Abstract

Energy consumption is becoming a growing concern in data centers. Many energy-conservation techniques have been proposed to address this problem. However, an integrated method is still needed to evaluate energy efficiency of storage systems and various power conservation techniques. Extensive measurements of different workloads on storage systems are often very time-consuming and require expensive equipments. We have analyzed changing characteristics such as power and performance of stand-alone disks and RAID arrays, and then defined MIND as a black box power model for RAID arrays. MIND is devised to quantitatively measure the power consumption of redundant disk arrays running different workloads in a variety of execution modes.
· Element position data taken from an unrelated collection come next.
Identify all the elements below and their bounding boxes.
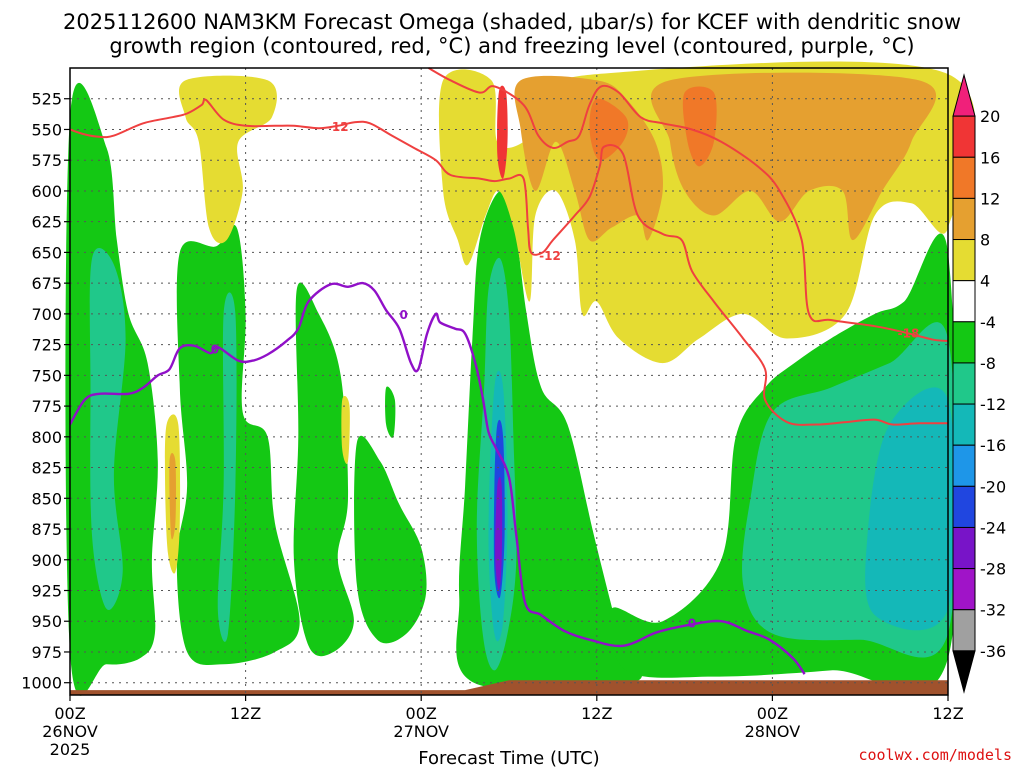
colorbar-swatch-bottom (952, 650, 976, 694)
omega-region-sink-early-small-core (169, 452, 177, 540)
colorbar-swatch-2 (952, 156, 976, 199)
x-date-label-48: 28NOV (745, 722, 801, 741)
freezing-level-contour-0 (68, 281, 806, 675)
freezing-contour-label: 0 (399, 308, 407, 322)
colorbar-label: -12 (980, 395, 1006, 414)
omega-region-rise-day2-pre (293, 282, 354, 657)
freezing-contour-label: 0 (688, 616, 696, 630)
colorbar-swatch-13 (952, 609, 976, 652)
colorbar-label: -24 (980, 518, 1006, 537)
dendritic-contour-0 (69, 98, 949, 426)
y-tick-label-950: 950 (31, 612, 62, 631)
dendritic-contour-label: -12 (327, 120, 349, 134)
pressure-axis: 525 550 575 600 625 650 675 700 725 750 775 800 825 8… (21, 90, 70, 693)
y-tick-label-625: 625 (31, 213, 62, 232)
chart-title-line-2: growth region (contoured, red, °C) and f… (109, 34, 914, 58)
terrain-surface (70, 680, 948, 695)
colorbar-label: -8 (980, 354, 996, 373)
colorbar-swatch-4 (952, 239, 976, 282)
x-tick-label-48: 00Z (757, 704, 788, 723)
plot-frame (69, 67, 949, 696)
y-tick-label-775: 775 (31, 397, 62, 416)
y-tick-label-850: 850 (31, 489, 62, 508)
omega-region-rise-late-cyan (865, 387, 957, 631)
y-tick-label-700: 700 (31, 305, 62, 324)
omega-region-sink-mid-small (341, 396, 350, 464)
dendritic-contour-label: -18 (898, 326, 920, 340)
omega-region-rise-day2-b (385, 386, 396, 438)
y-tick-label-800: 800 (31, 428, 62, 447)
omega-region-rise-left-core (89, 248, 126, 611)
y-tick-label-975: 975 (31, 643, 62, 662)
colorbar-swatch-11 (952, 526, 976, 570)
x-tick-label-60: 12Z (932, 704, 963, 723)
omega-region-sink-day2-orange-b (650, 72, 937, 241)
chart-title-line-1: 2025112600 NAM3KM Forecast Omega (shaded… (63, 10, 961, 34)
colorbar-label: -16 (980, 436, 1006, 455)
y-tick-label-650: 650 (31, 243, 62, 262)
colorbar-swatch-3 (952, 197, 976, 241)
colorbar-label: 4 (980, 272, 990, 291)
colorbar-swatch-7 (952, 362, 976, 405)
colorbar-label: 16 (980, 148, 1000, 167)
x-date-label-24: 27NOV (393, 722, 449, 741)
x-tick-label-0: 00Z (54, 704, 85, 723)
colorbar-swatch-9 (952, 444, 976, 487)
x-tick-label-12: 12Z (230, 704, 261, 723)
y-tick-label-725: 725 (31, 336, 62, 355)
colorbar-swatch-1 (952, 115, 976, 158)
terrain-fill (70, 680, 948, 695)
x-year-label-0: 2025 (50, 740, 91, 759)
y-tick-label-550: 550 (31, 120, 62, 139)
omega-region-rise-mid (176, 224, 300, 665)
y-tick-label-825: 825 (31, 459, 62, 478)
colorbar-label: 20 (980, 107, 1000, 126)
colorbar-label: 8 (980, 231, 990, 250)
omega-region-sink-early-upper (178, 75, 277, 244)
omega-shading (65, 61, 976, 696)
colorbar-label: 12 (980, 189, 1000, 208)
x-tick-label-24: 00Z (406, 704, 437, 723)
omega-region-sink-day2-red (497, 85, 508, 179)
y-tick-label-900: 900 (31, 551, 62, 570)
colorbar-swatch-5 (952, 280, 976, 323)
colorbar-label: -20 (980, 477, 1006, 496)
omega-region-rise-main-band-purple (495, 477, 503, 591)
x-axis-label: Forecast Time (UTC) (418, 748, 599, 768)
colorbar-label: -28 (980, 560, 1006, 579)
credit-text: coolwx.com/models (858, 746, 1012, 764)
y-tick-label-925: 925 (31, 582, 62, 601)
freezing-contour-label: 0 (211, 342, 219, 356)
omega-region-rise-day2-a (354, 435, 427, 644)
y-tick-label-600: 600 (31, 182, 62, 201)
omega-region-sink-day2-orange-c (589, 98, 629, 161)
colorbar-label: -4 (980, 313, 996, 332)
colorbar-label: -32 (980, 601, 1006, 620)
omega-region-sink-day2-orange-d (682, 86, 717, 167)
y-tick-label-750: 750 (31, 366, 62, 385)
y-tick-label-875: 875 (31, 520, 62, 539)
colorbar-swatch-12 (952, 568, 976, 611)
y-tick-label-575: 575 (31, 151, 62, 170)
dendritic-contour-label: -12 (539, 249, 561, 263)
x-tick-label-36: 12Z (581, 704, 612, 723)
colorbar-label: -36 (980, 642, 1006, 661)
colorbar-swatch-10 (952, 485, 976, 528)
dendritic-contour-1 (428, 67, 949, 342)
y-tick-label-675: 675 (31, 274, 62, 293)
colorbar-swatch-8 (952, 403, 976, 446)
y-tick-label-1000: 1000 (21, 674, 62, 693)
contour-lines: -12 -12 -18 0 0 0 (68, 67, 949, 675)
omega-region-rise-mid-core (217, 292, 237, 642)
colorbar: 20 16 12 8 4 -4 -8 -12 -16 -20 -24 -28 -32 -36 (952, 73, 1006, 694)
y-tick-label-525: 525 (31, 90, 62, 109)
x-date-label-0: 26NOV (42, 722, 98, 741)
colorbar-swatch-6 (952, 321, 976, 364)
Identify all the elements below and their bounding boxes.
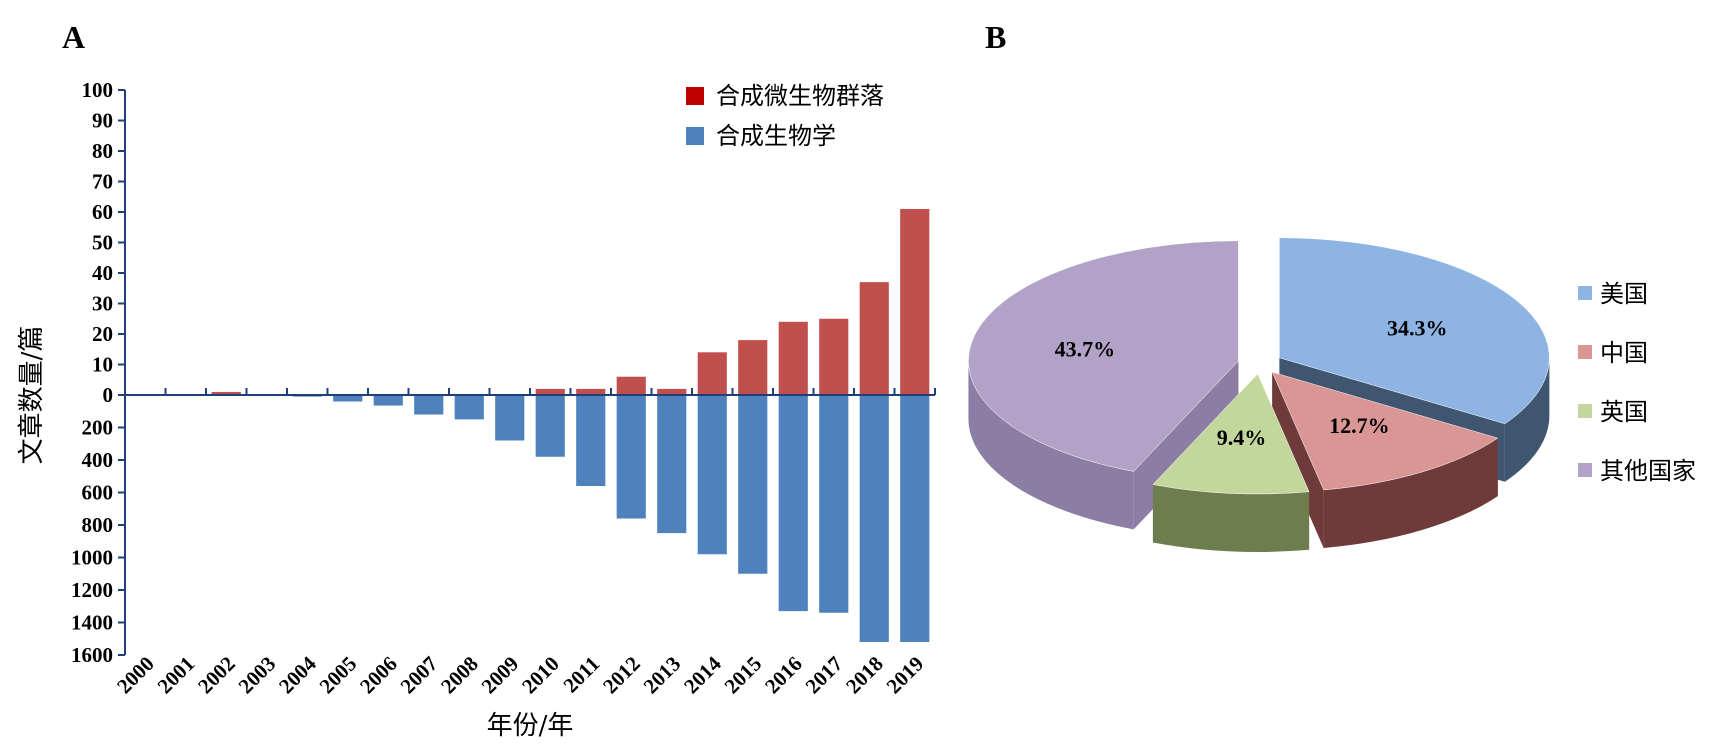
y-tick-label: 400 [82,448,114,472]
x-tick-label: 2014 [679,651,726,698]
x-tick-label: 2005 [315,652,362,699]
y-tick-label: 1400 [71,611,113,635]
pie-slice-label: 12.7% [1329,413,1390,438]
bar-microbial-community-2015 [738,340,768,395]
y-tick-label: 1000 [71,546,113,570]
x-tick-label: 2012 [598,652,645,699]
y-tick-label: 90 [92,109,113,133]
pie-slice-0 [1279,237,1550,425]
y-tick-label: 70 [92,170,113,194]
bar-microbial-community-2002 [211,391,241,395]
pie-slice-3 [968,240,1239,472]
bar-synbio-2014 [697,395,727,555]
bar-synbio-2010 [535,395,565,457]
legend-label: 合成生物学 [716,122,836,150]
panel-b-label: B [985,19,1006,55]
y-tick-label: 10 [92,353,113,377]
x-tick-label: 2003 [234,652,281,699]
bar-synbio-2008 [454,395,484,420]
y-tick-label: 0 [103,383,114,407]
x-tick-label: 2007 [396,652,443,699]
bar-microbial-community-2010 [535,388,565,395]
bar-synbio-2019 [900,395,930,642]
legend-swatch [1578,463,1592,477]
pie-slice-2 [1152,373,1310,495]
bar-microbial-community-2016 [778,321,808,395]
x-tick-label: 2015 [720,652,767,699]
legend-label: 英国 [1600,398,1648,426]
legend-label: 合成微生物群落 [716,82,884,110]
bar-synbio-2017 [819,395,849,613]
y-tick-label: 30 [92,292,113,316]
y-tick-label: 40 [92,261,113,285]
bar-synbio-2007 [414,395,444,415]
bar-synbio-2005 [333,395,363,402]
legend-label: 其他国家 [1600,457,1696,485]
bar-microbial-community-2018 [859,282,889,395]
y-axis-title: 文章数量/篇 [17,326,47,465]
legend-label: 美国 [1600,280,1648,308]
bar-microbial-community-2012 [616,376,646,395]
x-tick-label: 2018 [841,652,888,699]
pie-slice-label: 43.7% [1055,336,1116,361]
x-tick-label: 2004 [274,651,321,698]
y-tick-label: 80 [92,139,113,163]
x-tick-label: 2019 [882,652,929,699]
y-tick-label: 600 [82,481,114,505]
bar-synbio-2016 [778,395,808,612]
y-tick-label: 60 [92,200,113,224]
x-tick-label: 2001 [153,652,200,699]
bar-synbio-2013 [657,395,687,534]
x-tick-label: 2008 [436,652,483,699]
pie-slice-side [1152,484,1310,552]
legend-swatch [686,127,704,145]
x-axis-title: 年份/年 [487,711,574,741]
x-tick-label: 2002 [193,652,240,699]
bar-microbial-community-2017 [819,318,849,395]
legend-swatch [1578,404,1592,418]
pie-slice-side [968,360,1134,530]
bar-microbial-community-2014 [697,352,727,395]
bar-microbial-community-2013 [657,388,687,395]
pie-slice-wall [1272,372,1324,548]
pie-slice-label: 9.4% [1217,425,1267,450]
y-tick-label: 20 [92,322,113,346]
legend-swatch [1578,286,1592,300]
y-tick-label: 50 [92,231,113,255]
x-tick-label: 2000 [112,652,159,699]
x-tick-label: 2010 [517,652,564,699]
legend-swatch [1578,345,1592,359]
legend-swatch [686,87,704,105]
bar-chart: 1009080706050403020100200400600800100012… [17,78,936,741]
bar-synbio-2006 [373,395,403,406]
x-tick-label: 2016 [760,652,807,699]
bar-synbio-2009 [495,395,525,441]
y-tick-label: 1600 [71,643,113,667]
y-tick-label: 200 [82,416,114,440]
x-tick-label: 2017 [801,652,848,699]
y-tick-label: 1200 [71,578,113,602]
bar-synbio-2011 [576,395,606,486]
x-tick-label: 2013 [639,652,686,699]
y-tick-label: 100 [82,78,114,102]
panel-a-label: A [62,19,85,55]
pie-slice-side [1504,357,1550,482]
pie-slice-label: 34.3% [1387,316,1448,341]
legend-label: 中国 [1600,339,1648,367]
x-tick-label: 2011 [558,652,604,698]
pie-slice-1 [1271,371,1499,491]
bar-microbial-community-2011 [576,388,606,395]
x-tick-label: 2006 [355,652,402,699]
y-tick-label: 800 [82,513,114,537]
bar-synbio-2018 [859,395,889,642]
bar-microbial-community-2019 [900,208,930,395]
bar-synbio-2015 [738,395,768,574]
bar-synbio-2012 [616,395,646,519]
x-tick-label: 2009 [477,652,524,699]
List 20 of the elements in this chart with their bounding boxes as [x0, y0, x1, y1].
In MIND, we define five modes (idle, standby, and several types of access) and four actions, to precisely characterize power states and changes of RAID arrays. In addition, we develop corresponding metrics for each mode and action, and then integrate the model and a measurement algorithm into a popular trace tool - blktrace. With these features, we are able to run different IO traces on large-scale storage systems with power conservation techniques. Accurate energy consumption and performance statistics are then collected to evaluate energy efficiency of storage system designs and power conservation techniques. Our experiments running both synthetic and real-world workloads on enterprise RAID arrays show that MIND can estimate power consumptions of disk arrays with an error rate less than 2%.